Just because some features are rated least important doesn’t mean they are unimportant! Fraud protection is very important in today’s high-tech world. It could very well be that respondents rated that feature as least important because they expect the bank to provide it anyway.

In addition, we must consider the presence of subgroups within the survey respondents. Small business owners in urban areas with a lot of traffic will likely have different banking needs than business owners in suburban, exurban, or rural areas. Moreover, hospitality businesses will prioritize different small business checking features than industrial businesses.

Also, MaxDiff questions can be cumbersome to survey participants if not structured correctly. When being shown a set of attributes, it’s usually best to show between three and seven attributes per set (I would argue no more than five). These are usually good numbers for respondents to reasonably choose their least and most favorite features. Having multiple sets of 10 or 15 features can easily confuse and fatigue respondents.

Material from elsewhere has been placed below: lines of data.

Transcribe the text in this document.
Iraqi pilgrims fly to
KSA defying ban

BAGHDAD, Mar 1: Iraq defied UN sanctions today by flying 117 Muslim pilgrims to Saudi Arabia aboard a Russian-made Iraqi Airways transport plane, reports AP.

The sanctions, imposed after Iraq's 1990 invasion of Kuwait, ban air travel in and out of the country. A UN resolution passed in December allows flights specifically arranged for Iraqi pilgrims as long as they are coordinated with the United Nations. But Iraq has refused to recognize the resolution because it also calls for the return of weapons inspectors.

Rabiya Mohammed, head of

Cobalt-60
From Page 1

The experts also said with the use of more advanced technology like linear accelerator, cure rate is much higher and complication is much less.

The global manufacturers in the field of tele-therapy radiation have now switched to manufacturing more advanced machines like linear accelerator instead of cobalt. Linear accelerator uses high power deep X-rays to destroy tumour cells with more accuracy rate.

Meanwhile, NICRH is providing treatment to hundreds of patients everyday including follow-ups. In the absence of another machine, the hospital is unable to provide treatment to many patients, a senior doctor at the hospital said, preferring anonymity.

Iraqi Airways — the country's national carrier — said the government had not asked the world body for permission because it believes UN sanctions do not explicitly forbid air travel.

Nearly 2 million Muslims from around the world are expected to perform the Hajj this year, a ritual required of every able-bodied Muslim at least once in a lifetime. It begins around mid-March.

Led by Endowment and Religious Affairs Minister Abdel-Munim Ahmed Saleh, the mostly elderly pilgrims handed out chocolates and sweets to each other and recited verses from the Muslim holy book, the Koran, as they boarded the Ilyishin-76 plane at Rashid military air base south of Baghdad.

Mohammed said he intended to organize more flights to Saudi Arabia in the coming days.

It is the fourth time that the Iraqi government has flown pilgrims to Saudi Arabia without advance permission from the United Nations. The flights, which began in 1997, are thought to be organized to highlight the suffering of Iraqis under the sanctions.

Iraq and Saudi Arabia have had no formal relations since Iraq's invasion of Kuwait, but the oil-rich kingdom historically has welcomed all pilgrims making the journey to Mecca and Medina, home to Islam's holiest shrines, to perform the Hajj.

Finally, showing all possible combinations of features is rarely feasible, and is often overkill. Depending on the number of features you want to test, and the number of features shown in each set, the number of combinations can become astronomically high: in the small business checking example, there would be 210 possible sets to check! Fortunately, each respondent can be shown just a random selection of these sets (about 10 or 15), and the results should still be accurate with high confidence.

Conclusion

MaxDiff Analysis is an intuitive, useful quantitative tool that can assist companies with product development, customer segmentation, marketing research, and pricing research. By requiring survey respondents to choose their absolute most and least favorite features over several sets, it becomes easy to see what your customers prioritize in a product.